After his therapy session, Mattie started to complain of pain, was getting anxious about the pain becoming out of control, and insisted on going home. Mind you Mattie had a physical therapy appointment this afternoon but he refused to go. I could have forced him, but I could see he was in no physical or mental state of mind for a productive session. I was so overwrought by all of this, I called Peter. Not that I wanted him to say anything, I just landed ranting on the phone. Basically I was more determined than ever that get to the bottom of this stomach issue, because I can't believe the not eating in Mattie's case is psychological. I feel he has a true physical issue going on.

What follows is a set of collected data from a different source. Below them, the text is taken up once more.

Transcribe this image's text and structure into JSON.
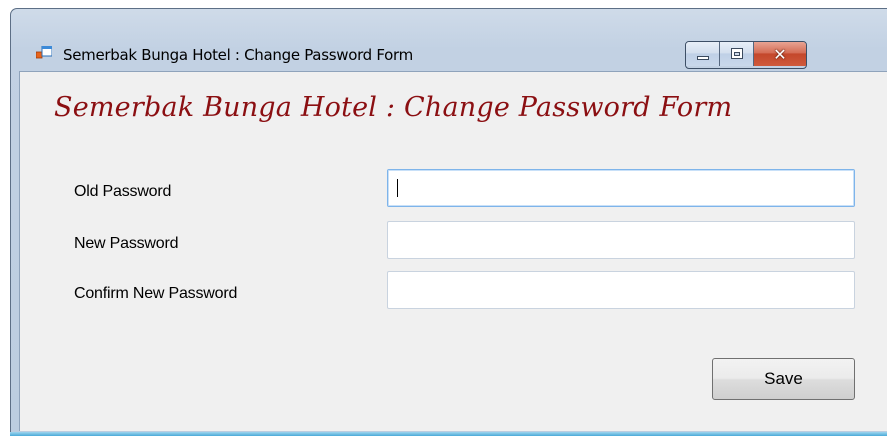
{
  "window": {
    "title": "Semerbak Bunga Hotel : Change Password Form",
    "icon": "windows-form-icon",
    "controls": {
      "minimize": "minimize-icon",
      "maximize": "maximize-icon",
      "close": "✕"
    }
  },
  "form": {
    "heading": "Semerbak Bunga Hotel : Change Password Form",
    "heading_color": "#8b0f12",
    "fields": [
      {
        "label": "Old Password",
        "value": "",
        "placeholder": ""
      },
      {
        "label": "New Password",
        "value": "",
        "placeholder": ""
      },
      {
        "label": "Confirm New Password",
        "value": "",
        "placeholder": ""
      }
    ],
    "save_label": "Save"
  }
}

Later this afternoon, Dr. Snyder, Mattie's oncologist, called me. We spoke for over 30 minutes. She shares my concerns, and is taking an aggressive stance about this. Tomorrow I will call to schedule an abdominal ultrasound for Mattie. If this is inconclusive, we will arrange for an abdominal CT scan. In addition, Dr. Snyder is having us consult with a GI physician, who will determine if a potential endoscopy is necessary. Dr. Snyder doesn't feel as if Mattie has an ulcer, based on where the pain seems to be radiating from. Mattie's pain is on the right side, near his rib cage. Dr. Snyder said that if he had an ulcer, he would feel it more on his left side, where the stomach is. She also feels that we need to rule out issues with Mattie's liver and gall bladder. Though all of this is down right scary, Dr. Snyder told me that if Mattie doesn't start eating soon, he will be placed on a feeding tube. She asked me if it made sense to tell Mattie this. I told her I believe being honest with Mattie, and I stick to that conviction, however, I told her that I don't think this potential threat will inspire Mattie to eat. I told her that I as a parent, can't force Mattie to eat when I believe something is physically wrong with him. If all the testing proves to me that nothing is wrong, then I will deal with the psychological issues around not eating. But for now, I am not taking this stance, because in my heart of hearts I feel something is medically wrong!

Dr. Snyder did say that she is sorry I am dealing with this now, because for most cancer patients who are three months post-chemo, things should be on the upswing. I haven't experienced that high yet and frankly wonder if I ever will. I did appreciate Dr. Snyder acknowledging the emotional side of this, which is one of the reasons I find her so unique to her profession.